The book is about the Palestinian people, and one-third of the entries are biographies. The reader will find these most useful in providing a deeper insight into the backgrounds of modern Palestinian leaders. There are also detailed studies of economic and social issues – land, water, population, religion, refugees, art, literature and folklore, among others – as well as historical episodes and the people and entities that dominated them, from the British Mandate to the PFLP. The reader will find thumbing through these pages a pleasant educational exercise; those who need a reference work on Palestine will find it essential.
The non-biographical studies in the book contain a great many useful facts. Justin McCarthy’s article on population is sobering. He puts male life expectancy at birth in the Palestine of 1860 at 22 years; on the West Bank today it is 70 years. Accordingly, the number of Palestinians west of the Jordan has risen from 411,000 in 1860 to 3,787,000 in 2000, and to 8,454,000 worldwide. Of these, according to Don Peretz’s article on the refugees, as of June 30, 1999, there were 3,635,592 registered with UNRWA, of whom only about one-third were in camps. About half of those were in Jordan.
Sharif el-Musa contributes a nine-page article on water, with a map showing the aquifiers and groundwater flows on the West Bank. He paints a somber picture of the limited quantities of water available and of its unequal distribution between Israelis and Arabs. Assuming that the population growth rates reflected in the previous paragraph continue, it is clear that the water problem will be unbearable 20 years from now unless there is some radical innovation to increase the total supply.
Salim Tamari’s 13-page article on society discusses the impact of the many changes imposed by external forces on the autonomous peasantry and urban elites of Palestine. His discussion of factionalism, inherent conservatism and the impact of the first intifada makes an understanding of the current intifada easier.
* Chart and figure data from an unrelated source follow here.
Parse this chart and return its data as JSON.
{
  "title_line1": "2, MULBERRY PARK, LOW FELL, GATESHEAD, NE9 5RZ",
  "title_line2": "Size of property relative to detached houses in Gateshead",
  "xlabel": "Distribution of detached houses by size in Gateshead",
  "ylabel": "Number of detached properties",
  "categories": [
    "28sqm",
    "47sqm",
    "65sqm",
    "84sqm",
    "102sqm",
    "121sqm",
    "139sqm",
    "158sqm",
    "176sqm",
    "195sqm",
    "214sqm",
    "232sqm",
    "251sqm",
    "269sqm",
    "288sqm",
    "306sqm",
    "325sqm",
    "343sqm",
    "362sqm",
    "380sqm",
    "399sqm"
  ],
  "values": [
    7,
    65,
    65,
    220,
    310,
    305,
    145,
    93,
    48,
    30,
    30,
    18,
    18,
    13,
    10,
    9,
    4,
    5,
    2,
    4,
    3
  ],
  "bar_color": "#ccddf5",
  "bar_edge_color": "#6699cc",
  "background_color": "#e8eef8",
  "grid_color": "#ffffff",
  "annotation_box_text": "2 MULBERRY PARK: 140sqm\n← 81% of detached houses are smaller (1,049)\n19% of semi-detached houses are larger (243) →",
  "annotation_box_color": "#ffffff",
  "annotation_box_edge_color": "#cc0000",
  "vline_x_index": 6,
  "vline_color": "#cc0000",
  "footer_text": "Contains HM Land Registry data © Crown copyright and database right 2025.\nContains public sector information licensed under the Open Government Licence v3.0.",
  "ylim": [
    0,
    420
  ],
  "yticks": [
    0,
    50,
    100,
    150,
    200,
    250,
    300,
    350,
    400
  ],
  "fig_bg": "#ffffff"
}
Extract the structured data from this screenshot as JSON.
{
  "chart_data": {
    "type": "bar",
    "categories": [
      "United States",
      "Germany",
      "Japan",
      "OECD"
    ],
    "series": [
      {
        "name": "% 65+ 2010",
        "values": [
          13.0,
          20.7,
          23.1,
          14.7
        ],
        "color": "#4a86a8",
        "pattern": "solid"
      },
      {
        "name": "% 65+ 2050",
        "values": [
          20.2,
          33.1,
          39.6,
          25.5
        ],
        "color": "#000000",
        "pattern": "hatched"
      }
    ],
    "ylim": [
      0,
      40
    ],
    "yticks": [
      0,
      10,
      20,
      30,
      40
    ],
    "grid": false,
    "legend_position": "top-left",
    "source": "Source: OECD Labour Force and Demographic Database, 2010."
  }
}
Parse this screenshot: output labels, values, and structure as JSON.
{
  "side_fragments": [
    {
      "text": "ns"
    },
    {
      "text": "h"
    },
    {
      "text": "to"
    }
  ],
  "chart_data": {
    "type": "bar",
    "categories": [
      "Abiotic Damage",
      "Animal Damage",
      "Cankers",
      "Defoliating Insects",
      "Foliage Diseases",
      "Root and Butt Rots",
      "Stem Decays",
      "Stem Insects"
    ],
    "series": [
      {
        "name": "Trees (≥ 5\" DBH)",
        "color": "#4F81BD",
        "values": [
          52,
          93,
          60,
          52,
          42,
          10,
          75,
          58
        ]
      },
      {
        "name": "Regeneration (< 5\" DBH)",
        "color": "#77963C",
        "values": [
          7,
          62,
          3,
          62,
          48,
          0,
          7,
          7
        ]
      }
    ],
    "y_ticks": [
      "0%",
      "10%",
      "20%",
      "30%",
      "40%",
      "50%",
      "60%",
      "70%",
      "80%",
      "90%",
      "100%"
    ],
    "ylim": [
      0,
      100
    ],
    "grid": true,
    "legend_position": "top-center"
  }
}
Michael Fischbach’s article on land details how the Israelis have been able to use legislation and aspects of the Ottoman, Mandatory and Jordanian land-ownership systems to seize property from Palestinians in the occupied territories as well as in Israel itself. He notes that approximately 51 percent of the 160,000 Palestinian citizens of Israel after 1948 were declared “absentees” and their property confiscated. Similarly, by the mid-1980s, 50 percent of the land in the West Bank was under Israeli control. Fischbach comments that:
control of the land proved the ultimate arbiter of power in the Israeli-Palestinian conflict.... The vast amount of land in Palestine obtained by Israel through conquest ...Israel’s stubborn refusal to return it to the Palestinians, and the transformation of the conquered land’s demography through Jewish settlements have shattered Palestinian society and frustrated Palestinian goals of creating some kind of state on a portion of historic Palestine.
As with anything written on the subject of Palestine, there will be points of contention and disagreement. Charles D. Smith, for instance, writes that in 1977 Egyptian President Anwar Sadat had “decided to approach Israel on its own terms, those of a separate peace, which could serve his interests (p. 27).” This common view is strongly contested by former Egyptian officials, who maintain that Sadat went to Jerusalem and then Camp David intent on obtaining a comprehensive settlement, even though his seriousness in that respect was discounted by the Americans and Israelis at the time (see The October War, a Retrospective, Richard Parker, editor, University Press of Florida, 2001, p. 333.)
Similarly, Mattar points out that Benny Morris and Nur Masalha in their contributions both agree that an expulsion of Palestinians took place in 1948, but not about why and how many. He says that he has tried neither to reconcile the inconsistencies nor to get between his colleagues, but rather thinks that the variety of voices and interpretations not only reflects the scholarship in the field but also enriches it and stimulates further research. He believes that the result is to make this encyclopedia the most reliable, balanced and scholarly reference work on modern Palestinian history to date.
This is a serious piece of scholarship. Inevitably, some will quarrel about what is included or left out – the population statistic one is looking for may well be absent and one may question a date or fact here and there – but it is a calm and orderly study of highly contentious issues, and that is a welcome note in the current frenzied period. I recommend it highly.